Bank of Finland Deputy Governor Pentti Hakkarainen is urging Europe’s policy makers to come up with a more predictable crisis-management rulebook after Cyprus’s bank creditor bail-in confused investors.
“We need good rules that are ex-ante and harmonized as widely as possible,” Hakkarainen said in an interview at his office in Helsinki on April 10. This should apply “at least in the euro area, and preferably within the European Union, so that when we do take action, everyone already knows what the order is in which creditors take part.”
As Europe’s three-year-old debt crisis claims its fifth nation, investors have watched policy makers invent rules along the way in an effort to deal with the turmoil. Losses forced on holders of Greek debt in February 2012 weren’t extended to securities held by the European Central Bank. Financial markets were left wondering again at last month’s decision to levy a tax on deposits in Cypriot banks that was later amended to leave out insured deposits.
The Cyprus bail-in of depositors with funds exceeding the EU deposit-guarantee limit of 100,000 euros ($131,000) “can’t be the template” for possible future sovereign rescues “because situations were different,” Hakkarainen said, reiterating comments by ECB President Mario Draghi.
Europe is trying to break the link between banks and sovereigns after their interdependence exacerbated the region’s debt crisis. The new rules mean banks will have to amass more capital and match lending with funds raised on the market to help them withstand losses.
“There is a general perception that deposits under the deposit guarantee should have a better position,” said Hakkarainen, who bears responsibility for matters relating to financial market stability at the Bank of Finland. “Whether deposits exceeding the guarantee should have a better position than bondholders is a much harder question. Whatever the order is, it will impact markets, and that’s why everyone needs to know this as soon as possible.”

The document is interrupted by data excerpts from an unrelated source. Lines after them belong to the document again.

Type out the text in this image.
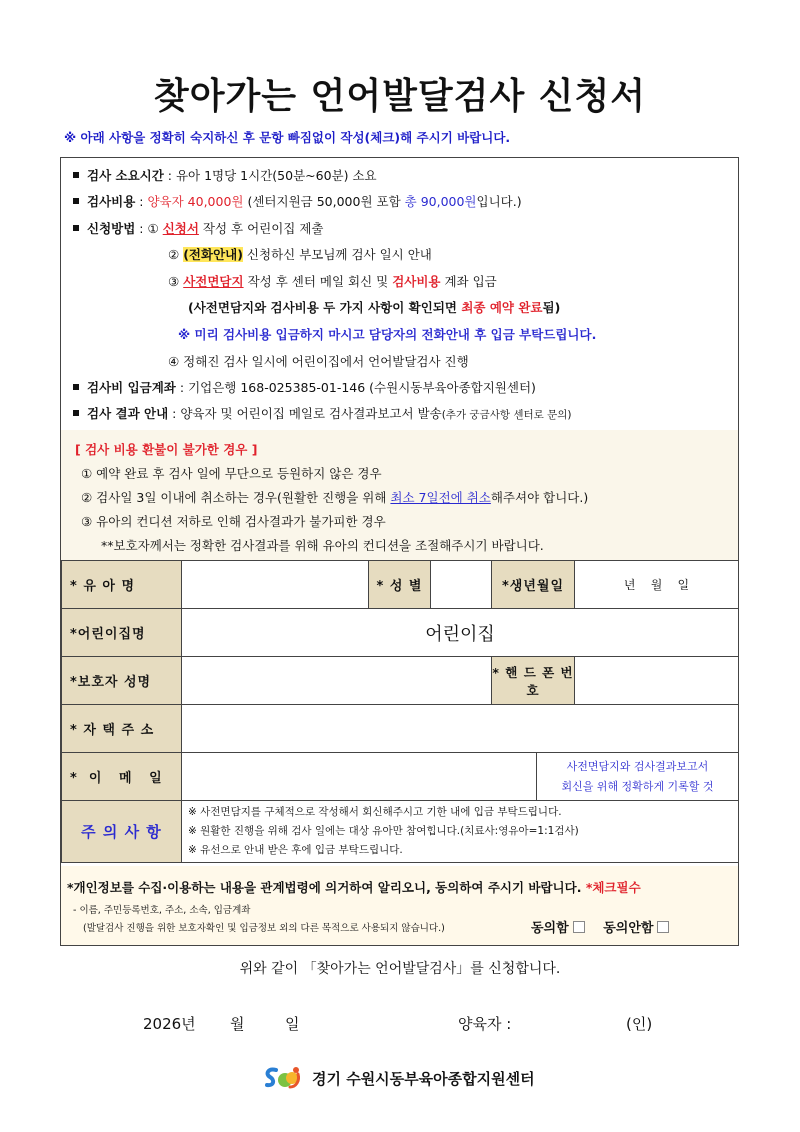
찾아가는 언어발달검사 신청서
※ 아래 사항을 정확히 숙지하신 후 문항 빠짐없이 작성(체크)해 주시기 바랍니다.
검사 소요시간 : 유아 1명당 1시간(50분~60분) 소요
검사비용 : 양육자 40,000원 (센터지원금 50,000원 포함 총 90,000원입니다.)
신청방법 : ① 신청서 작성 후 어린이집 제출
② (전화안내) 신청하신 부모님께 검사 일시 안내
③ 사전면담지 작성 후 센터 메일 회신 및 검사비용 계좌 입금
(사전면담지와 검사비용 두 가지 사항이 확인되면 최종 예약 완료됨)
※ 미리 검사비용 입금하지 마시고 담당자의 전화안내 후 입금 부탁드립니다.
④ 정해진 검사 일시에 어린이집에서 언어발달검사 진행
검사비 입금계좌 : 기업은행 168-025385-01-146 (수원시동부육아종합지원센터)
검사 결과 안내 : 양육자 및 어린이집 메일로 검사결과보고서 발송(추가 궁금사항 센터로 문의)
[ 검사 비용 환불이 불가한 경우 ]
① 예약 완료 후 검사 일에 무단으로 등원하지 않은 경우
② 검사일 3일 이내에 취소하는 경우(원활한 진행을 위해 최소 7일전에 취소해주셔야 합니다.)
③ 유아의 컨디션 저하로 인해 검사결과가 불가피한 경우
**보호자께서는 정확한 검사결과를 위해 유아의 컨디션을 조절해주시기 바랍니다.
* 유 아 명		* 성 별		*생년월일		년    월    일
*어린이집명	어린이집					
*보호자 성명				* 핸 드 폰 번 호		
* 자 택 주 소						
*  이   메   일					사전면담지와 검사결과보고서
회신을 위해 정확하게 기록할 것	

주 의 사 항	※ 사전면담지를 구체적으로 작성해서 회신해주시고 기한 내에 입금 부탁드립니다.
※ 원활한 진행을 위해 검사 일에는 대상 유아만 참여힙니다.(치료사:영유아=1:1검사)
※ 유선으로 안내 받은 후에 입금 부탁드립니다.					
*개인정보를 수집·이용하는 내용을 관계법령에 의거하여 알리오니, 동의하여 주시기 바랍니다. *체크필수
- 이름, 주민등록번호, 주소, 소속, 입금계좌
(발달검사 진행을 위한 보호자확인 및 입금정보 외의 다른 목적으로 사용되지 않습니다.)	동의함	동의안함
위와 같이 「찾아가는 언어발달검사」를 신청합니다.
2026년 월	일	양육자 :	(인)
경기 수원시동부육아종합지원센터
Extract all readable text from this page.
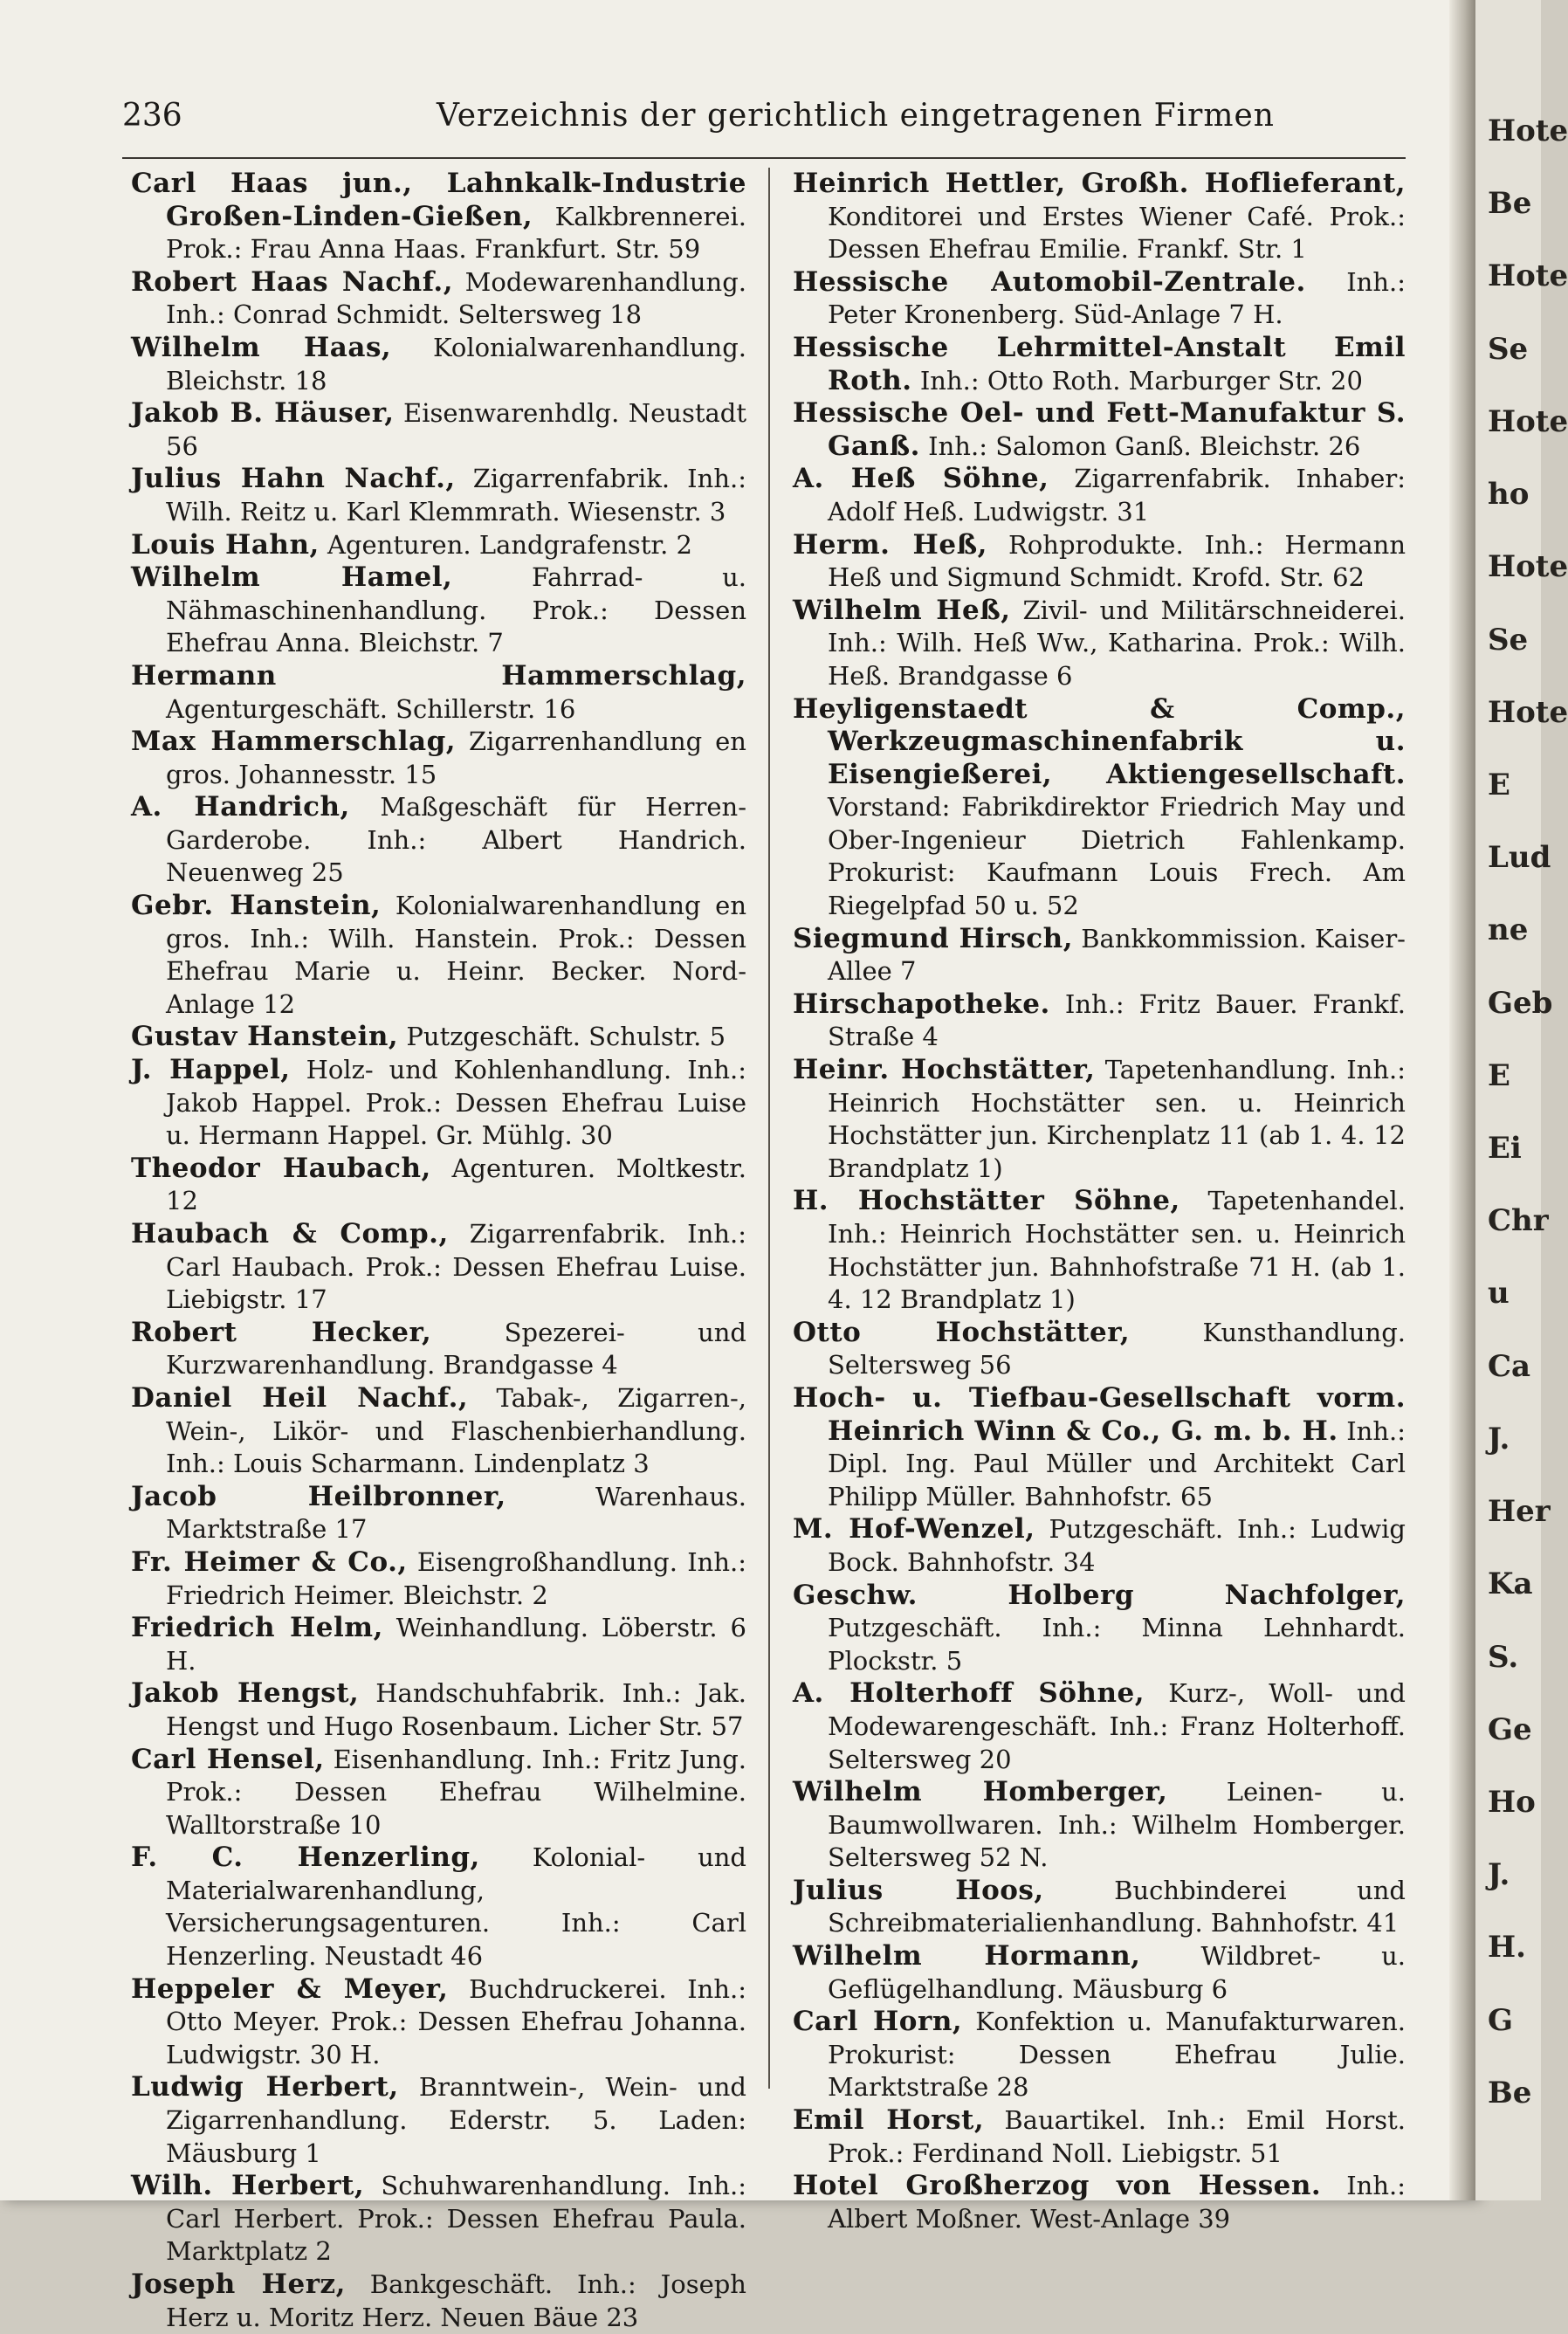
236	Verzeichnis der gerichtlich eingetragenen Firmen
Carl Haas jun., Lahnkalk-Industrie Großen-Linden-Gießen, Kalkbrennerei. Prok.: Frau Anna Haas. Frankfurt. Str. 59
Robert Haas Nachf., Modewarenhandlung. Inh.: Conrad Schmidt. Seltersweg 18
Wilhelm Haas, Kolonialwarenhandlung. Bleichstr. 18
Jakob B. Häuser, Eisenwarenhdlg. Neustadt 56
Julius Hahn Nachf., Zigarrenfabrik. Inh.: Wilh. Reitz u. Karl Klemmrath. Wiesenstr. 3
Louis Hahn, Agenturen. Landgrafenstr. 2
Wilhelm Hamel,	Fahrrad- u. Nähmaschinenhandlung. Prok.: Dessen Ehefrau Anna. Bleichstr. 7
Hermann Hammerschlag, Agenturgeschäft. Schillerstr. 16
Max Hammerschlag, Zigarrenhandlung en gros. Johannesstr. 15
A. Handrich, Maßgeschäft für Herren-Garderobe. Inh.: Albert Handrich. Neuenweg 25
Gebr. Hanstein, Kolonialwarenhandlung en gros. Inh.: Wilh. Hanstein. Prok.: Dessen Ehefrau Marie u. Heinr. Becker. Nord-Anlage 12
Gustav Hanstein, Putzgeschäft. Schulstr. 5
J. Happel, Holz- und Kohlenhandlung. Inh.: Jakob Happel. Prok.: Dessen Ehefrau Luise u. Hermann Happel. Gr. Mühlg. 30
Theodor Haubach, Agenturen. Moltkestr. 12
Haubach & Comp., Zigarrenfabrik. Inh.: Carl Haubach. Prok.: Dessen Ehefrau Luise. Liebigstr. 17
Robert Hecker,	Spezerei- und Kurzwarenhandlung. Brandgasse 4
Daniel Heil Nachf., Tabak-, Zigarren-, Wein-, Likör- und Flaschenbierhandlung. Inh.: Louis Scharmann. Lindenplatz 3
Jacob Heilbronner,	Warenhaus. Marktstraße 17
Fr. Heimer & Co., Eisengroßhandlung. Inh.: Friedrich Heimer. Bleichstr. 2
Friedrich Helm, Weinhandlung. Löberstr. 6 H.
Jakob Hengst, Handschuhfabrik. Inh.: Jak. Hengst und Hugo Rosenbaum. Licher Str. 57
Carl Hensel, Eisenhandlung. Inh.: Fritz Jung. Prok.: Dessen Ehefrau Wilhelmine. Walltorstraße 10
F. C. Henzerling, Kolonial- und Materialwarenhandlung, Versicherungsagenturen. Inh.: Carl Henzerling. Neustadt 46
Heppeler & Meyer, Buchdruckerei. Inh.: Otto Meyer. Prok.: Dessen Ehefrau Johanna. Ludwigstr. 30 H.
Ludwig Herbert, Branntwein-, Wein- und Zigarrenhandlung. Ederstr. 5. Laden: Mäusburg 1
Wilh. Herbert, Schuhwarenhandlung. Inh.: Carl Herbert. Prok.: Dessen Ehefrau Paula. Marktplatz 2
Joseph Herz, Bankgeschäft. Inh.: Joseph Herz u. Moritz Herz. Neuen Bäue 23
Heinrich Hettler, Großh. Hoflieferant, Konditorei und Erstes Wiener Café. Prok.: Dessen Ehefrau Emilie. Frankf. Str. 1
Hessische Automobil-Zentrale. Inh.: Peter Kronenberg. Süd-Anlage 7 H.
Hessische Lehrmittel-Anstalt Emil Roth. Inh.: Otto Roth. Marburger Str. 20
Hessische Oel- und Fett-Manufaktur S. Ganß. Inh.: Salomon Ganß. Bleichstr. 26
A. Heß Söhne, Zigarrenfabrik. Inhaber: Adolf Heß. Ludwigstr. 31
Herm. Heß, Rohprodukte. Inh.: Hermann Heß und Sigmund Schmidt. Krofd. Str. 62
Wilhelm Heß, Zivil- und Militärschneiderei. Inh.: Wilh. Heß Ww., Katharina. Prok.: Wilh. Heß. Brandgasse 6
Heyligenstaedt & Comp., Werkzeugmaschinenfabrik u. Eisengießerei, Aktiengesellschaft. Vorstand: Fabrikdirektor Friedrich May und Ober-Ingenieur Dietrich Fahlenkamp. Prokurist: Kaufmann Louis Frech. Am Riegelpfad 50 u. 52
Siegmund Hirsch, Bankkommission. Kaiser-Allee 7
Hirschapotheke. Inh.: Fritz Bauer. Frankf. Straße 4
Heinr. Hochstätter, Tapetenhandlung. Inh.: Heinrich Hochstätter sen. u. Heinrich Hochstätter jun. Kirchenplatz 11 (ab 1. 4. 12 Brandplatz 1)
H. Hochstätter Söhne, Tapetenhandel. Inh.: Heinrich Hochstätter sen. u. Heinrich Hochstätter jun. Bahnhofstraße 71 H. (ab 1. 4. 12 Brandplatz 1)
Otto Hochstätter,	Kunsthandlung. Seltersweg 56
Hoch- u. Tiefbau-Gesellschaft vorm. Heinrich Winn & Co., G. m. b. H. Inh.: Dipl. Ing. Paul Müller und Architekt Carl Philipp Müller. Bahnhofstr. 65
M. Hof-Wenzel, Putzgeschäft. Inh.: Ludwig Bock. Bahnhofstr. 34
Geschw. Holberg Nachfolger, Putzgeschäft. Inh.: Minna Lehnhardt. Plockstr. 5
A. Holterhoff Söhne, Kurz-, Woll- und Modewarengeschäft. Inh.: Franz Holterhoff. Seltersweg 20
Wilhelm Homberger, Leinen- u. Baumwollwaren. Inh.: Wilhelm Homberger. Seltersweg 52 N.
Julius Hoos,	Buchbinderei und Schreibmaterialienhandlung. Bahnhofstr. 41
Wilhelm Hormann, Wildbret- u. Geflügelhandlung. Mäusburg 6
Carl Horn, Konfektion u. Manufakturwaren. Prokurist: Dessen Ehefrau Julie. Marktstraße 28
Emil Horst, Bauartikel. Inh.: Emil Horst. Prok.: Ferdinand Noll. Liebigstr. 51
Hotel Großherzog von Hessen. Inh.: Albert Moßner. West-Anlage 39
Hote
Be
Hote
Se
Hote
ho
Hote
Se
Hote
E
Lud
ne
Geb
E
Ei
Chr
u
Ca
J.
Her
Ka
S.
Ge
Ho
J.
H.
G
Be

European leaders are working toward a June timetable to set minimum standards for individual deposit guarantee plans at the 27 member states. The deposit-insurance standards are on hold while the EU concentrates on parallel proposals to spell out which investors will absorb losses when a bank fails, also due in June. That’s due to be followed by plans for expanding the EU’s financial watchdogs’ toolkit with a way to wind down insolvent lenders.
“Deposit guarantees should be further harmonized within the EU with regards to what they cover, how they’re funded and to what amount,” Hakkarainen said. “The idea at the current juncture is to harmonize national rules rather than create an EU-wide scheme.”
Michel Barnier, the EU’s financial services chief, said last night he would oppose attempts by some governments to dilute his plan to let regulators impose creditor writedowns at failing banks by 2018. Some governments have sought to give national authorities flexibility to decide which bank creditors should face forced losses in a crisis.
“We need to have one set of common, predictable rules,” Barnier said in prepared remarks for a speech in Dublin last night. “Authorities need some flexibility. But national discretion must be limited and properly framed.”
The ECB will encompass a joint mechanism to supervise the roughly 6,000 banks in 17 euro members to ensure adequate oversight for cross-border operations. The Basel Committee on Banking Supervision also requires that banks amass higher risk buffers and match lending and borrowing maturities more closely.
“It’s extremely important to create a resolution mechanism for financial institutions that allows quick decision-making,” Hakkarainen said. “The normal bankruptcy or reorganization proceedings aren’t suitable to financial institutions.” The Federal Deposit Insurance Corporation, which insures deposits and winds down failing banks in the U.S., is an example of what is needed in Europe, he said.
The EU shouldn’t rush this matter, Swedish Finance Minister Anders Borg told reporters in Dublin today. The plan needs to be designed carefully so that it doesn’t create “moral hazard,” he said.
“While we’re in the resolution and bail-in phase, it has to be done by civil servants,” Hakkarainen said. “It shouldn’t become political. If public funds need to be used for propping up a bank that would otherwise fail, that needs to be a political decision.”
European Commission data show the bloc’s governments have injected 1.7 trillion euros into their banking systems since 2008 as the fates of nations depended on the survival of their financial industries.
“The better the mechanism is designed, the smaller the bailout need becomes,” Hakkarainen said. “Adequate risk buffers and adequate amounts of bail-in-able items. The financial crisis taught us that that’s needed.”
In the future, he said, “resolution and bail-in in the industry should be the rule, bailout the rare exception.”